Segitiga Fokus Pembangunan
Sebagai
negeri syariah, Aceh sudah seharusnya mengambil inspirasi pembangunan dari dua
sumber utama, yaitu Al Qur’an dan Al-Hadits. Begitu banyak dalil tentang
pentingnya menjaga kemashlahatan inter-temporal. Rukun Iman yang kelima
“percaya kepada hari akhir” menjadi bukti bahwa Islam sangat memperhatikan keberlanjutan
kemashlahatan.
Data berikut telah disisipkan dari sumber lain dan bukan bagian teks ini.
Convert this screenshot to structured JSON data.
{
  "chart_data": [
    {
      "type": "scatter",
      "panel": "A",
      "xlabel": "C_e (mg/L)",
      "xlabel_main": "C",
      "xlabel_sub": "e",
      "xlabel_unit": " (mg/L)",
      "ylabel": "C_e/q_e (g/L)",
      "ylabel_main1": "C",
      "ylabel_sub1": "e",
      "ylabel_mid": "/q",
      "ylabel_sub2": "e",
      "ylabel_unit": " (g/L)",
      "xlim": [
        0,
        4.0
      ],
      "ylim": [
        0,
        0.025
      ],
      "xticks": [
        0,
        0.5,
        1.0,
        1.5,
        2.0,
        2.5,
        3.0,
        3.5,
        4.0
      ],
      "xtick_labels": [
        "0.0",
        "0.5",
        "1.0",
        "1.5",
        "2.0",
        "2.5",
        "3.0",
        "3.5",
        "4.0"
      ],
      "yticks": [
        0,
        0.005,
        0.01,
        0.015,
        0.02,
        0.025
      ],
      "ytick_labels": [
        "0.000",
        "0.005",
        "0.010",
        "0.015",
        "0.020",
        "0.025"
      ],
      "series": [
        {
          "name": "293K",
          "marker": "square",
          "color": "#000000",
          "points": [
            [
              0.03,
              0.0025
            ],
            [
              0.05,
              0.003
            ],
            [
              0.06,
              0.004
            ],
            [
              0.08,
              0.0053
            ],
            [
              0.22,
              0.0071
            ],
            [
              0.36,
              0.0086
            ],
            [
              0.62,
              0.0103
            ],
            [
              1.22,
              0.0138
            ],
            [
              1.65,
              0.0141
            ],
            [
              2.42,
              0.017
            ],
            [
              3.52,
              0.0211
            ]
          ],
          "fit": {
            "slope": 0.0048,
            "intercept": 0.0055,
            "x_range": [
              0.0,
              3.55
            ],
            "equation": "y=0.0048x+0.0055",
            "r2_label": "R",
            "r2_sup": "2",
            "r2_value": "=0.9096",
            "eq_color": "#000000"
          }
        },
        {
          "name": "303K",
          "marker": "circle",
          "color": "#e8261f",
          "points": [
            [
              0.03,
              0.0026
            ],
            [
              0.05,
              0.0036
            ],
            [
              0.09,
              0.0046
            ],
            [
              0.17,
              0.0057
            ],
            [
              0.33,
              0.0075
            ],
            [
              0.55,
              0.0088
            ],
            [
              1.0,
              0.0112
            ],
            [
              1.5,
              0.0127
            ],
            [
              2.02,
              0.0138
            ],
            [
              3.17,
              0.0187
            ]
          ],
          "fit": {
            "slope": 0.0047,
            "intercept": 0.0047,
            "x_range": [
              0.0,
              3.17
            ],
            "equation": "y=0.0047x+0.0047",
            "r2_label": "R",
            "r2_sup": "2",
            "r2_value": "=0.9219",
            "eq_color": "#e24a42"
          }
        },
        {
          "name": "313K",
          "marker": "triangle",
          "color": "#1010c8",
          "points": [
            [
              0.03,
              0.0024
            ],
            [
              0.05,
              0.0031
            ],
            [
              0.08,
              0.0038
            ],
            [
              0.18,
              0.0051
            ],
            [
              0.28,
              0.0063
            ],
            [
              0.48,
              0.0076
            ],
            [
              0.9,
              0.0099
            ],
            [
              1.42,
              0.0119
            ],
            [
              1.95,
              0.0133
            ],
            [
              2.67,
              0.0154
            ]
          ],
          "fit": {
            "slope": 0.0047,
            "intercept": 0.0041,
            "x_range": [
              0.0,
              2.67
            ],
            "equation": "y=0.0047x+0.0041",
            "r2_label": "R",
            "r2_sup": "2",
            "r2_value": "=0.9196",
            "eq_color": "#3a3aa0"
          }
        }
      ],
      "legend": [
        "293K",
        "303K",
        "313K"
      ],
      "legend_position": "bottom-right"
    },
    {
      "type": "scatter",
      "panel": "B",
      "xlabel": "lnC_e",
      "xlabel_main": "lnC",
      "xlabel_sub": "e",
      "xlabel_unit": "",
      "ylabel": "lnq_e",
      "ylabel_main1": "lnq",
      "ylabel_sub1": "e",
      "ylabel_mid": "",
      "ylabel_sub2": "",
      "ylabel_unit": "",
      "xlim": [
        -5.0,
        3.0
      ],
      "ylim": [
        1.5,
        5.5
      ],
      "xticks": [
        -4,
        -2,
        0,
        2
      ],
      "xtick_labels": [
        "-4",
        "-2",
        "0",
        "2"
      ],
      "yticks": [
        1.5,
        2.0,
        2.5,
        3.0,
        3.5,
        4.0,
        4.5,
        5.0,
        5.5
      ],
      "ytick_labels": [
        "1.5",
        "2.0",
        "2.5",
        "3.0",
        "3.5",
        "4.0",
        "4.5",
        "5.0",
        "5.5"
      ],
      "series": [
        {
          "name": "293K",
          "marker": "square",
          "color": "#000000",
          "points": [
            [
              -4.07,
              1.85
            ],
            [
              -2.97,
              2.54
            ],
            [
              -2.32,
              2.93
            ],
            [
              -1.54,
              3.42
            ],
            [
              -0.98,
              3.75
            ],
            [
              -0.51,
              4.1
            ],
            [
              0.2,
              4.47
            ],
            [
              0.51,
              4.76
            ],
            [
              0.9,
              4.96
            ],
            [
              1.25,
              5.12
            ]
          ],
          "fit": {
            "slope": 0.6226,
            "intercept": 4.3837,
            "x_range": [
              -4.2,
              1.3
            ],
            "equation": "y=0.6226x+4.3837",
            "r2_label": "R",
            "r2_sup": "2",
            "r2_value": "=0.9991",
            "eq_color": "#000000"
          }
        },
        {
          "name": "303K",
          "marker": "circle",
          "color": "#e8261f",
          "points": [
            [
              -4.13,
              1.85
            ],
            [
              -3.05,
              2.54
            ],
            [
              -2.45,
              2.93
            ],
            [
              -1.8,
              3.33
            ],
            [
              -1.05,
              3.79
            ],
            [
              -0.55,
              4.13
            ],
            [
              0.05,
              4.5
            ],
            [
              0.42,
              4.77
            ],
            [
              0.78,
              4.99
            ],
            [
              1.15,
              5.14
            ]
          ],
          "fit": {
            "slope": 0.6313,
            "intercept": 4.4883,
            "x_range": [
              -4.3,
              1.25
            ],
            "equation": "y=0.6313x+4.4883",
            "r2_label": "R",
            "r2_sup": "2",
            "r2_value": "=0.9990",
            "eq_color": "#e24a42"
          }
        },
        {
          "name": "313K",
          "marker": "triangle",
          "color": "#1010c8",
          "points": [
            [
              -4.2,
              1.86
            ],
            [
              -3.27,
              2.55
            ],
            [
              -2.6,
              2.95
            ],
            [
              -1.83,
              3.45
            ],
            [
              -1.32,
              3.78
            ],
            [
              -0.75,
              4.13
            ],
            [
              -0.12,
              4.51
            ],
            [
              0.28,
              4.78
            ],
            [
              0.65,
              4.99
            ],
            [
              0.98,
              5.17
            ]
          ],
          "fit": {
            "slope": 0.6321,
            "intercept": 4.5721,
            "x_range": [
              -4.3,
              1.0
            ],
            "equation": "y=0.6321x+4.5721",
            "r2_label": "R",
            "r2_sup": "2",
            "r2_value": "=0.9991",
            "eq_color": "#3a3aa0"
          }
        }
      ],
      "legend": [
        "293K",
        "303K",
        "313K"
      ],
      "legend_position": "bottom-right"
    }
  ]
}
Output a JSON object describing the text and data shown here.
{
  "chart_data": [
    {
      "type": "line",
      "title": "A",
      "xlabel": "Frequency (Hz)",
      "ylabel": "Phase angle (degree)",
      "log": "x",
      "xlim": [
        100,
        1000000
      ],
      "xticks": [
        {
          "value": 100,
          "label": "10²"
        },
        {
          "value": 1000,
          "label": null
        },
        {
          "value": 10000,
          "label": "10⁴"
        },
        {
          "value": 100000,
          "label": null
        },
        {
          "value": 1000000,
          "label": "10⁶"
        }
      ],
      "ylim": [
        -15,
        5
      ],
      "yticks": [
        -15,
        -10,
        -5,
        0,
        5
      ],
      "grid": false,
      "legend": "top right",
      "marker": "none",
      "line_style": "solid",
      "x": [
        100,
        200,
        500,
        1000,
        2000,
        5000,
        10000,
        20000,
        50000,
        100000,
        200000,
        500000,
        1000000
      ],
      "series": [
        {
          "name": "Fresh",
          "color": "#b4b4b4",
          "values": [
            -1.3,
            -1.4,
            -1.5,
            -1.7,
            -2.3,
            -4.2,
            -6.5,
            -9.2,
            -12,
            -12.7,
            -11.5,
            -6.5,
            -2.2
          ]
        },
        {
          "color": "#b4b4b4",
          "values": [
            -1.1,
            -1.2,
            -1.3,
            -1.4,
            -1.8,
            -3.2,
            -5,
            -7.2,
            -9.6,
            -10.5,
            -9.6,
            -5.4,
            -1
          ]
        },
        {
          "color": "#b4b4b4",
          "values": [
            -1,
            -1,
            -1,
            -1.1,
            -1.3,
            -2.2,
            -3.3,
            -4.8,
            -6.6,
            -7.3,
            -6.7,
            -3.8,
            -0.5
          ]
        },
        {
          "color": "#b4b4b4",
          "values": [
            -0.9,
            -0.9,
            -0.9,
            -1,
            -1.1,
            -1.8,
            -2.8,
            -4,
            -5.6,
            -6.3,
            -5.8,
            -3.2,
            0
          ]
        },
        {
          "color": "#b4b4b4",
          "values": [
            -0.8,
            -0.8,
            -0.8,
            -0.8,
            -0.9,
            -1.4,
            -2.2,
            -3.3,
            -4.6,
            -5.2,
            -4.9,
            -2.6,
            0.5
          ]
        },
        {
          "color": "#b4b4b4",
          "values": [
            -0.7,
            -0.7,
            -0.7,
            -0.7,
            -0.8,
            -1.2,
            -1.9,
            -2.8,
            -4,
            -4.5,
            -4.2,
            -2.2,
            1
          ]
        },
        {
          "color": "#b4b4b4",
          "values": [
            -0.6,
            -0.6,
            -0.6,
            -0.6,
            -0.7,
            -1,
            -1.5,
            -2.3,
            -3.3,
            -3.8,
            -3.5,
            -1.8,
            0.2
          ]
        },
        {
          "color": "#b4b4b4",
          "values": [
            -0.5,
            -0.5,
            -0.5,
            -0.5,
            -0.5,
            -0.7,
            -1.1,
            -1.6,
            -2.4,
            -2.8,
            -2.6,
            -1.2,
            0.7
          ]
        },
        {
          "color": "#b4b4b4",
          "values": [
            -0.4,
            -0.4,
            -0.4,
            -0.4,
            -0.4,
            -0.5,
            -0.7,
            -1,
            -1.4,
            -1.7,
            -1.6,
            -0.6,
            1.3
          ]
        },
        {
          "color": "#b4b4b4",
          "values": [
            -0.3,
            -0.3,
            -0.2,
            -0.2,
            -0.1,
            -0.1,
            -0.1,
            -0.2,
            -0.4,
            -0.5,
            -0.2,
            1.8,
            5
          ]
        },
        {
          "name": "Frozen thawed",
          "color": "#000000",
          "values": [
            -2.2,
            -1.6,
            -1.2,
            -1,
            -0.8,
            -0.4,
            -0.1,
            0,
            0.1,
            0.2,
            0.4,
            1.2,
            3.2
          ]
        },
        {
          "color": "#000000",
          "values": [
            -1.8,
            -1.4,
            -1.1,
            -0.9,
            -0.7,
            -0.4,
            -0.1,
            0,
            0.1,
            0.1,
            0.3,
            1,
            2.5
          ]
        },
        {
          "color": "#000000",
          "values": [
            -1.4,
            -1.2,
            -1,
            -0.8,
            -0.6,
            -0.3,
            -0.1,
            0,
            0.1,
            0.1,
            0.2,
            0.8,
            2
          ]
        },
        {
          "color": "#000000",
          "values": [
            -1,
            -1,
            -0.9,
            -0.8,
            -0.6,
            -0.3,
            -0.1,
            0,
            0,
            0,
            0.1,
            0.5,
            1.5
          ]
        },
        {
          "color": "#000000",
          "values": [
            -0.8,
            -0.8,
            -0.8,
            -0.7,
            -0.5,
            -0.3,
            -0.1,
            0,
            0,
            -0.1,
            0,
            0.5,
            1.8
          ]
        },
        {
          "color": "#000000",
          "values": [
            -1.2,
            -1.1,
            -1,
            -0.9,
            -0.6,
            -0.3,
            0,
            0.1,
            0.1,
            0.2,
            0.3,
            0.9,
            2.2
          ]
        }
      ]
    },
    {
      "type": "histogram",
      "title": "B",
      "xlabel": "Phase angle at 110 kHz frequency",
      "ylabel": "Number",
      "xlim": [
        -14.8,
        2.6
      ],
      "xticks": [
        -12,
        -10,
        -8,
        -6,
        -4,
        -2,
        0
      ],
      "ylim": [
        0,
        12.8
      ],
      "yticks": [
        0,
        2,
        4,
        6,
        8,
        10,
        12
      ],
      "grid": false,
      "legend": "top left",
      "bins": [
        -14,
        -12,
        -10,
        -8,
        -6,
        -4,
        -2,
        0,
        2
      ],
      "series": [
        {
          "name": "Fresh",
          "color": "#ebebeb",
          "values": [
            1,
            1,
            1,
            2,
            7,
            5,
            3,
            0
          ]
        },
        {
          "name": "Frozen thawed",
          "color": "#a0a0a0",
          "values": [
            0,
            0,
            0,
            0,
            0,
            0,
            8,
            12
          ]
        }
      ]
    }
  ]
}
Salah satu dalil yang secara gamblang memberi petunjuk praktis
tentang keberlanjutan kemashlahatan adalah hadits Nabi yang menyatakan
“Terputus amal anak adam ketika ia meninggal kecuali tiga hal, yaitu shadaqah
jariah, ilmu yang bermanfaat dan anak yang shalih yang mendoakan kepadanya”.
Hadits ini memang secara tersurat bersifat mikro (individual), namun pemerintah
perlu menjadikannya sebagai fondasi (microfoundation)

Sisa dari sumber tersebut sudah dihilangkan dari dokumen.